Can you please help review them ? They already got reviewed by
Christian and Jason on previous iterations and I fixed them according
to their reviews so I believe they are fundamentally correct.
> > If so, great, if not, that feels odd to me, as I am seeing lots of
> > out-of-tree drivers start to use these structures, which is why the api
> > was created (to stop the roll-your-own-implementations.) Does dri-devel
> > want me to have those vendors cc: you all when those get submitted?
> Yes. MAINTAINERS has matching for this, are you not advising people to
> use the proper submission techniques and thus bypassing that file?
> The reason is dma-buf and later by extension dma-fence can create
> really bad problems for the kernel around memory management.
> When a driver is self contained and doesn't interact with other kernel
> drivers nobody really has to care.

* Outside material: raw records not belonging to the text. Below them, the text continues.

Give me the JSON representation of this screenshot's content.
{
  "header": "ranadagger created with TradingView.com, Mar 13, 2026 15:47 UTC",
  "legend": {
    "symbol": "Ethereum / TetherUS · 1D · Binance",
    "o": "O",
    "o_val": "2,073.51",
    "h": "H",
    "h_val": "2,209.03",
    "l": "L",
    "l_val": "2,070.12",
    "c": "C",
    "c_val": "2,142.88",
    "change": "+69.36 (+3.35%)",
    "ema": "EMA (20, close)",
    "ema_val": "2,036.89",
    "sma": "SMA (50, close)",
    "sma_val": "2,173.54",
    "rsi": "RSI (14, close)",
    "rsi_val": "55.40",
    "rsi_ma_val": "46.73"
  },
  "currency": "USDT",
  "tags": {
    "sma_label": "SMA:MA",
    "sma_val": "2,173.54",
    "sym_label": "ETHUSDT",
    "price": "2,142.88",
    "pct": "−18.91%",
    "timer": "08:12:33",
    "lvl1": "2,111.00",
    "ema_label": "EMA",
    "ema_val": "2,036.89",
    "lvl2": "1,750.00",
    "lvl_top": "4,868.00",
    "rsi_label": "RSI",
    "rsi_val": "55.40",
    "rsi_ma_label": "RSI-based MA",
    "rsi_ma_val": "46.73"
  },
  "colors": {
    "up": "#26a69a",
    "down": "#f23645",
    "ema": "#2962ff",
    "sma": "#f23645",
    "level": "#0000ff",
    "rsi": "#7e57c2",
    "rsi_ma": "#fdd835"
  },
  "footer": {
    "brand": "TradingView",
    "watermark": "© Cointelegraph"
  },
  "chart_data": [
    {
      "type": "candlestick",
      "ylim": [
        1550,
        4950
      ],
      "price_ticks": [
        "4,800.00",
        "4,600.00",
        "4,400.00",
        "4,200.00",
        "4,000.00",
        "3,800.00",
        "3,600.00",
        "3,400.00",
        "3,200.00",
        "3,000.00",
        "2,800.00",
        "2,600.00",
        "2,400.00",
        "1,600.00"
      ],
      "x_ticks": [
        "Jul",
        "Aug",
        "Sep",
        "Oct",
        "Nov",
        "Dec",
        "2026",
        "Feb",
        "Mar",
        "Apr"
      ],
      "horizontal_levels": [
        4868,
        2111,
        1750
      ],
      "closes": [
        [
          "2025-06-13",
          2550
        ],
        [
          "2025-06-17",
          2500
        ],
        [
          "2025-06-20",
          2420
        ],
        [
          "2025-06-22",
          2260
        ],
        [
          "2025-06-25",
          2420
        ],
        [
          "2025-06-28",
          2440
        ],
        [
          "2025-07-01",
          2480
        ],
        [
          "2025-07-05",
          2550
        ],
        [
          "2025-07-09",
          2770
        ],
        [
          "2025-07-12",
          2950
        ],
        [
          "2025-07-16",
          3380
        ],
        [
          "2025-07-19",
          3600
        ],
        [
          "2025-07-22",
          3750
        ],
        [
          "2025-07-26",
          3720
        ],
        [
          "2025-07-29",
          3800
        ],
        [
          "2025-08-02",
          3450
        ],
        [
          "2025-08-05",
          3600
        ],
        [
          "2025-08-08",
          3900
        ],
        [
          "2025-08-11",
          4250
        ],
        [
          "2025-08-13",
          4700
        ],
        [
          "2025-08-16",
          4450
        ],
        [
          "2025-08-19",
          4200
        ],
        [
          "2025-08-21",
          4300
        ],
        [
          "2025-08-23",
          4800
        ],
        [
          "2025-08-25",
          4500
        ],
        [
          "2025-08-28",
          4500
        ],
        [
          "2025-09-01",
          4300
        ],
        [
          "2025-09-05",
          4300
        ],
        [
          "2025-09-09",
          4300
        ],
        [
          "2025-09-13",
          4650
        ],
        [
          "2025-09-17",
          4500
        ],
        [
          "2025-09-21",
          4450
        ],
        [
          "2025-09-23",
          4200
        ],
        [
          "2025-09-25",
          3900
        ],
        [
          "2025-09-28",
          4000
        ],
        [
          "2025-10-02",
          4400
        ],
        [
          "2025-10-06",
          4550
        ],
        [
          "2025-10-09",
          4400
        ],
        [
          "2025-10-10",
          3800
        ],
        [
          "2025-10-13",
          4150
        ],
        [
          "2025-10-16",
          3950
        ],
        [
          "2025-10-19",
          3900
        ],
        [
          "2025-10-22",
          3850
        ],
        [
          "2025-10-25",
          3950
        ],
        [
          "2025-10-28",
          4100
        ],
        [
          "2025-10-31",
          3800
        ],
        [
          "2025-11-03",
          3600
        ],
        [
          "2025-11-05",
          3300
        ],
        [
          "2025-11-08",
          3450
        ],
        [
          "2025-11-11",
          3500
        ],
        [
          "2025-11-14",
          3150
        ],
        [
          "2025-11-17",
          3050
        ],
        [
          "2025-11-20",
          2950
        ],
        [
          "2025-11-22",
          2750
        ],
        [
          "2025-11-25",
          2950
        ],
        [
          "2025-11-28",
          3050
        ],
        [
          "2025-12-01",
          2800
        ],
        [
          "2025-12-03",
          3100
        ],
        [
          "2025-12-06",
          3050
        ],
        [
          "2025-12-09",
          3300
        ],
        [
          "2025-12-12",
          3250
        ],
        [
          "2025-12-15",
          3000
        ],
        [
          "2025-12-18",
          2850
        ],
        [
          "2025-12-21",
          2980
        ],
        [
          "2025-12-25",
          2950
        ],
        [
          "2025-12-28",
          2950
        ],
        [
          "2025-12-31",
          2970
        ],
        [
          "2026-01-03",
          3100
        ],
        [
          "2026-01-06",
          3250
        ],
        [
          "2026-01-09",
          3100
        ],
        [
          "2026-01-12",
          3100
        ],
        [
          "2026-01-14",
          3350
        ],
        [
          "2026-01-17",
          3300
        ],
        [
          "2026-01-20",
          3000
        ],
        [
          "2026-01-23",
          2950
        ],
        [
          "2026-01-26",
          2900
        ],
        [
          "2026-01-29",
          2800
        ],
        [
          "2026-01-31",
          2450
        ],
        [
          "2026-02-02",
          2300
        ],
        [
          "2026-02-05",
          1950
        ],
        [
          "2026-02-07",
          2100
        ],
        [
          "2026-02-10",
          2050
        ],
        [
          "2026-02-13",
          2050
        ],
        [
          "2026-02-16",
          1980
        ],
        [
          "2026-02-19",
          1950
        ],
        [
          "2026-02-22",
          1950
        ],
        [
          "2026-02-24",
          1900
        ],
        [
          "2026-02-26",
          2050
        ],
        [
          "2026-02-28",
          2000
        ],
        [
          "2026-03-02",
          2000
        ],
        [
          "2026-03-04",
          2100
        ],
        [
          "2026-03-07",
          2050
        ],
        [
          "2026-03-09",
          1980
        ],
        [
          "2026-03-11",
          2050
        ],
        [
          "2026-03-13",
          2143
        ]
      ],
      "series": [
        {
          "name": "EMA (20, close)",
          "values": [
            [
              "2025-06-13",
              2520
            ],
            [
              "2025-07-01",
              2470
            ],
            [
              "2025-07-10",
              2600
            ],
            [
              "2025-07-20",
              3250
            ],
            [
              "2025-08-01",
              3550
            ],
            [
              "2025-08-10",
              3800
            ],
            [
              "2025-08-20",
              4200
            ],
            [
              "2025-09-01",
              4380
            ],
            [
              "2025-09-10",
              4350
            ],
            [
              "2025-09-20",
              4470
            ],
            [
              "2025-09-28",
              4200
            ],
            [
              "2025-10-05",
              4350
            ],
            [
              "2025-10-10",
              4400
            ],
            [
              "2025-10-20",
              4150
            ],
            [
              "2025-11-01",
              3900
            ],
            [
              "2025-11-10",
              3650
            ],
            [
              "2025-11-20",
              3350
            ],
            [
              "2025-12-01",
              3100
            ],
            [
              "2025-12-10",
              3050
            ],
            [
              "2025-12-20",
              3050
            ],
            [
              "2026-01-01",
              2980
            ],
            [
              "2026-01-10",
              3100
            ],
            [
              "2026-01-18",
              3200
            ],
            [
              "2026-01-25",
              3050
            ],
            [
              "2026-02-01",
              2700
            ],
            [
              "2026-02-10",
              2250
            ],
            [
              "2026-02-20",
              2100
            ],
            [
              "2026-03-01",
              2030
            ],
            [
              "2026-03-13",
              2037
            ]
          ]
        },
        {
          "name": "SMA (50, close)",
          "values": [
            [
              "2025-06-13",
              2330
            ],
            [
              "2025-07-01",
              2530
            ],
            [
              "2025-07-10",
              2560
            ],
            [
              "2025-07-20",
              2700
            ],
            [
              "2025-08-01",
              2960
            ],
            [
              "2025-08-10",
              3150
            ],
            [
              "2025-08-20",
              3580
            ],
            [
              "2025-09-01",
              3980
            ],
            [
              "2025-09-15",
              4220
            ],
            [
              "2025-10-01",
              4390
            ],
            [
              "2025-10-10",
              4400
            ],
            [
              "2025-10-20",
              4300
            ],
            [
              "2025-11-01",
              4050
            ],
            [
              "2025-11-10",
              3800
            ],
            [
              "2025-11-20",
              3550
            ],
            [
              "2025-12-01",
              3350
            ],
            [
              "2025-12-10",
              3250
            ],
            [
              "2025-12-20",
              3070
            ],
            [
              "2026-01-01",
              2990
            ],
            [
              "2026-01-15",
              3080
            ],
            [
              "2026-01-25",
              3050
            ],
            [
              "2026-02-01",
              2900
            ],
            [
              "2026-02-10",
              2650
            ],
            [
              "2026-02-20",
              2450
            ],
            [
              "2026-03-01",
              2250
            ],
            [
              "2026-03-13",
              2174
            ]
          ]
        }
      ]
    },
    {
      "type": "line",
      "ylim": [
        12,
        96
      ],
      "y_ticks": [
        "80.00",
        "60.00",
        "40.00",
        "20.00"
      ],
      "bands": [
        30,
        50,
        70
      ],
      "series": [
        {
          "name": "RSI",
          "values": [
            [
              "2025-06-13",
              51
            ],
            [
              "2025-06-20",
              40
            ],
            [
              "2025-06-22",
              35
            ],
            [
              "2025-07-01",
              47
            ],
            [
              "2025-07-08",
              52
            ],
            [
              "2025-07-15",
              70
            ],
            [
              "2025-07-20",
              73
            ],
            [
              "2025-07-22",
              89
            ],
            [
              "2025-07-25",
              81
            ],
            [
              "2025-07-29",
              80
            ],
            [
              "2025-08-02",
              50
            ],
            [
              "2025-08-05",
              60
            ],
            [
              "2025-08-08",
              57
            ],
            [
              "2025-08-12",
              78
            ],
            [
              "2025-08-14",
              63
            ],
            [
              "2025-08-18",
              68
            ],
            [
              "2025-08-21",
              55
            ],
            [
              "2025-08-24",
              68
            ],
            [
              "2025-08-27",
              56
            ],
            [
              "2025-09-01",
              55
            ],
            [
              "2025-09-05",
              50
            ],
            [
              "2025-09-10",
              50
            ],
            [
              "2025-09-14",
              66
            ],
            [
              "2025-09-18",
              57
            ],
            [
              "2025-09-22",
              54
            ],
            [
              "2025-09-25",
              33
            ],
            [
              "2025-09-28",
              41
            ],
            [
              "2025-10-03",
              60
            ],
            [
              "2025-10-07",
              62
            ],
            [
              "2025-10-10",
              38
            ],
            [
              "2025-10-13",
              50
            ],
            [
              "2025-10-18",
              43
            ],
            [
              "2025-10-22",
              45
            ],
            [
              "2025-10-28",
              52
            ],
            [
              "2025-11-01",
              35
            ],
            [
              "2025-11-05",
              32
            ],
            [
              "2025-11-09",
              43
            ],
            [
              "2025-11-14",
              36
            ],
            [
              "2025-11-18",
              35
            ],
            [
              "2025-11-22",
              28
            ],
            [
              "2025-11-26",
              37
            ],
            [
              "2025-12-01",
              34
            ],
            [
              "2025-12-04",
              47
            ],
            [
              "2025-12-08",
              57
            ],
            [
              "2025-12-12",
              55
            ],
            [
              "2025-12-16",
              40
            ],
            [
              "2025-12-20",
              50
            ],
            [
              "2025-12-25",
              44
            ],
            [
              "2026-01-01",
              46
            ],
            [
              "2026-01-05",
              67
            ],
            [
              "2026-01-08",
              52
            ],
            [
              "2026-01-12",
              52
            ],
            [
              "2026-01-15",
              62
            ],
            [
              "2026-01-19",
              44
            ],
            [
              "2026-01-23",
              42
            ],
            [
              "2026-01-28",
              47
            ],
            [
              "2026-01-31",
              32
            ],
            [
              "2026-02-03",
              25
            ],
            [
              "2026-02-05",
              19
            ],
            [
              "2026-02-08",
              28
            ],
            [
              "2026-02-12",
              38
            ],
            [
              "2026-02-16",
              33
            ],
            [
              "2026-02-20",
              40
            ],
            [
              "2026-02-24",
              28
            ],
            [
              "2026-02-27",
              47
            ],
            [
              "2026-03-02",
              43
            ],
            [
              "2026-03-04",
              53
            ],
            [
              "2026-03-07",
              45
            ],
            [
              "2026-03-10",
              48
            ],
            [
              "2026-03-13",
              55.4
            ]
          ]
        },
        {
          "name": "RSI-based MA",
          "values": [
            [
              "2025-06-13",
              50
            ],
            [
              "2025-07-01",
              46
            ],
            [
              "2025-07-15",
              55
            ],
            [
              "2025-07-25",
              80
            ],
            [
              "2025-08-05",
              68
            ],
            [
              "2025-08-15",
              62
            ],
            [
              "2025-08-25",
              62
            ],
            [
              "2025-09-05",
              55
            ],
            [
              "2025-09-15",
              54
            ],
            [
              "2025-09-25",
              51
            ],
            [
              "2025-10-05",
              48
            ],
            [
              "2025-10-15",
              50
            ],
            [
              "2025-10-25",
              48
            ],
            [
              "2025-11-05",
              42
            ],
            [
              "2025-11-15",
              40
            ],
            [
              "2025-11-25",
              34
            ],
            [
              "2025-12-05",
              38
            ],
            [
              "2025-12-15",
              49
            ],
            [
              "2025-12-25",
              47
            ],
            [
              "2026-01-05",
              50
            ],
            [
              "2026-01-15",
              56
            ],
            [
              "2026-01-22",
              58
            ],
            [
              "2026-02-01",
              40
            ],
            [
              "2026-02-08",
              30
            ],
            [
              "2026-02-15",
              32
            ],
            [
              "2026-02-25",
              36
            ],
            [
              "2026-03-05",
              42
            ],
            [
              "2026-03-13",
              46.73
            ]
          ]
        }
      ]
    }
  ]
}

However once a driver starts
> interacting with other drivers in the kernel, a responsible maintainer
> has to check that these new drivers aren't going to crap all over the
> existing drivers and destabilise the kernel. Someone has to review the
> hardware design to see if page faulting works or if preemption works
> or a bunch of other gotchas. Someone has to review the userspace to
> make sure it isn't doing knowingly bad things or making assumptions
> based on the kernel driver doing bad things.
> The thing is we've had code merged into our in-tree i915 driver that
> broke a bunch of these assumptions, and have had to spend a year
> cleaning it out, now this happened post-merge and diligence had
> lessened, having the expertise to spot this in new dma-buf/fence users
> is why we insist on having access to way more than just the 1000 line
> kernel driver submission.
> > I will be glad to not accept any more, but as I say above, what are the
> > new requirements going to be so that those companies that do want to
> > submit their code know what to do?
> I'm proposing a patch for documentation that maintainers can sign up
> for (it's mentioned in the ksummit thread).
> > And what exactly are we using as a definition of an accelerator? We
> > have networking cards that are "accelerators" as well as crypto
> > "accelerators" :)
> > > > I expect we'll have a proper discussion what the stack should look
> > > > like with the next submission (from a different vendor maybe), that
> > > > ship kinda sailed with habanalabs.
> > Who is going to define this stack? As there is no industry standard,
> > why would we define this?
> Because someone has to help, saying yes isn't helping, it's enabling
> back behaviour. Parenting and maintaining both involve saying No for
> the future prosperity of the ecosystem.